当行本色与兼陈正变:明代词论基本范畴蠡探
2023-04-29彭志
[摘 要] “本色”与“正变”作为中国古代词论中的重要审美范畴,在两宋金元之时已有不少论述,是明代词论中同类命题有关思想表达的来源。以本色论词是明代词论之中的重要话题,相应阐论或从体性角度切入,或从风格角度切入,或极力维护、凸显词之本色观,或勉力消解、修正词之本色论。明人对词之正变亦多有关注,张綖等持论词应以婉约为正宗,王世贞等人倡导崇正抑变观,卓人月等人不以正变作为判断词之优劣的标准。本色、正变之间亦有关联,其演化的大宗是由对词之本色的诠解渐渐生发出以婉约为正、以豪放为变的正变之论。明人对本色及正变的阐发,深刻影响了清代词论对相关话题的论述,并为清人最终廓清相关议题提供镜鉴,这即是明代词论之本色及正变观在千年词学史中的应有位置与重要贡献。
[关键词] 明代词论;本色;正变;词学史
[中图分类号] I207.23[文献标识码] A[文章编号] 2096-2991(2023)05-0074-11
“本色”及“正变”是古代词论中的重要审美范畴。本色初指最初的颜色,即正色,后来这一词汇被广泛应用于礼制、文学、史学等领域。专就词之本色而言,指的是词体的本来面目,词产生之初的主要功能是为酒筵歌席佐欢助兴的艺术审美样式,具有协律、艳冶、绮靡、婉约等文体特征,上述这些特征共同构成了最初的词之本色论,后来随着时代及文体的发展,词之本色涵盖的范围得以扩大,但基本上不会远离词体正统观念的表达。正变本是汉儒用来对《诗经》进行诠释的术语,即“正风”“正雅”“变风”“变雅”之类,一般来说,正宗、正体、正格多有褒奖之意,而别体、旁流、变格则多含贬斥之意。具体到词之正变来说,指的是词体风格的源流变化,且这种描述多含有扬正抑变的用意。
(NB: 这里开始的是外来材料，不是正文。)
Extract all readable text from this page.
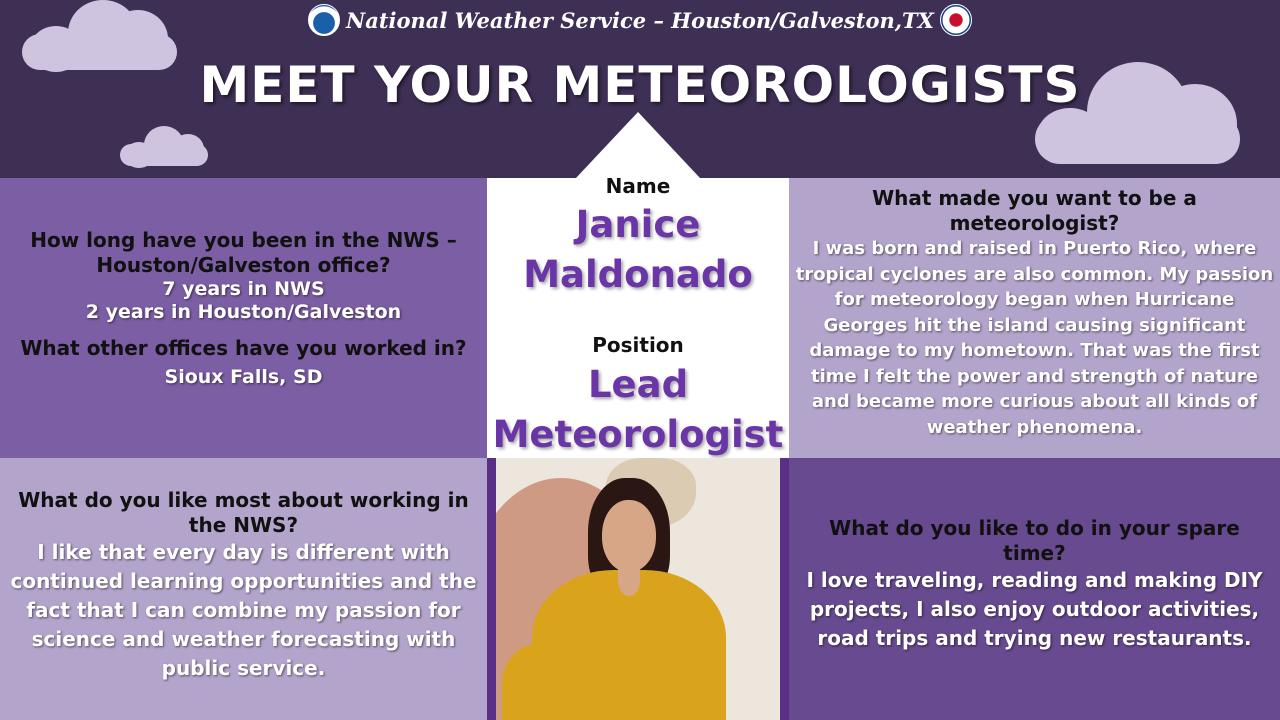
National Weather Service – Houston/Galveston,TX
MEET YOUR METEOROLOGISTS
How long have you been in the NWS –
Houston/Galveston office?
7 years in NWS
2 years in Houston/Galveston
What other offices have you worked in?
Sioux Falls, SD
Name
Janice
Maldonado
Position
Lead
Meteorologist
What made you want to be a
meteorologist?
I was born and raised in Puerto Rico, where
tropical cyclones are also common. My passion
for meteorology began when Hurricane
Georges hit the island causing significant
damage to my hometown. That was the first
time I felt the power and strength of nature
and became more curious about all kinds of
weather phenomena.
What do you like most about working in
the NWS?
I like that every day is different with
continued learning opportunities and the
fact that I can combine my passion for
science and weather forecasting with
public service.
What do you like to do in your spare
time?
I love traveling, reading and making DIY
projects, I also enjoy outdoor activities,
road trips and trying new restaurants.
历来词学著述对明代词论中的本色与正变便常有关注与讨论,较具创见的主要有余意《明代词学之建构》(上海古籍出版社,2009年)、张仲谋《明代词学通论》(中华书局,2013年)、周明秀《词学审美范畴研究》(上海古籍出版社,2014年)、岳淑珍《明代词学批评史》(社会科学文献出版社,2014年),以及胡建次、邱美琼《中国传统词学重要命题与批评体式承衍研究》(中国社会科学出版社,2016年)、王卫星《词体正变观研究》(上海人民出版社,2023年)等著述。上述词学著述或通论、或专论,推动了明代词论中的本色与正变研究,但相关议题仍具有较大的继续挖掘的空间。1本文尝试从历时视域切入对明代词论中关涉本色与正变的话语进行阐析,具体包括明以前即两宋金元词论中的相应表述,以及词之本色与正变在明代表现出来的思想内涵、主要特征与演进情形。
一
词体本色之论萌芽于北宋中期,彼时关涉此审美范畴的阐述多以评判词人、词作艺术特征的方式出现,本色的内涵和外延还未得到完全确立,可视作词之本色意识的初始阶段。苏轼《答陈季常三首》其二:“又惠新词,句句警拔,诗人之雄,非小词也。但豪放太过,恐造物者不容人如此快活。”[1]66在与陈慥的互动中,苏轼对填词有一番评论,认为惠新词具有诗人句法,显现豪放气质,但又忧心豪放太过逾越词体的界限,这与其自身持论“以诗为词”行为的心理相关。“苏门四学士”之一的晁补之评述苏轼、黄庭坚词:“苏东坡词,人谓多不谐音律,然居士辞横放杰出,自是曲子中缚不住者。黄鲁直间作小辞,固高妙,然不是当行家语,是著腔子唱好诗。”[2]469苏轼因才情绝大,虽然填词多有不符音律之处,但对词体的开创之功不可磨灭,晁补之将其解释为“曲子中缚不住者”,正是对其“以诗为词”的肯定;晁氏对黄庭坚之词则直接批评其模糊了词与诗两种文体的界限,非是当行之作。“蘇门六君子”之一的陈师道在《后山诗话》中较早提出词之本色论命题,以本色论述词体特质,体现出对词体价值的肯定,曰:“退之以文为诗,子瞻以诗为词,如教坊雷大使之舞,虽极天下之工,要非本色。今代词手,惟秦七黄九尔,唐诸人不迨也。”[3]309陈师道对韩愈“以文为诗”、苏轼“以诗为词”的破体行为,皆持批评态度,认为这会模糊不同文体间的界限,非本色之词。陈师道有破有立,推崇秦观、黄庭坚之词,认为其在体性上更符合本色之词的各项标准。相较于苏轼、晁补之等时贤,陈师道的超越之处正在于其将词区别于诗自立的“本色”视为构成词体的本质,而非“本色”之词则是处于等而下之的地位。李清照《词论》曰:“至晏元献、欧阳永叔、苏子瞻,学际天人,作为小歌词,直如酌蠡水于大海,然皆句读不葺之诗尔……王介甫、曾子固文章似西汉,若作一小歌词,则人必绝倒,不可读也。乃知别是一家,知之者少。”[4]267李清照特别拈出晏殊、欧阳修、苏轼,评论这三位词人虽然才学广博,但所填之词却有“句读不葺之诗”的弊病;王安石、曾巩两人虽善作古文,但所撰之词却存在很多问题,由此推导出词“别是一家”,强调作为文体的词所具有的特质,以及其与诗、文两者的区别。李清照提出词“别是一家”的观点在词学史上具有重要意义,其与强调词之本色亦关系密切。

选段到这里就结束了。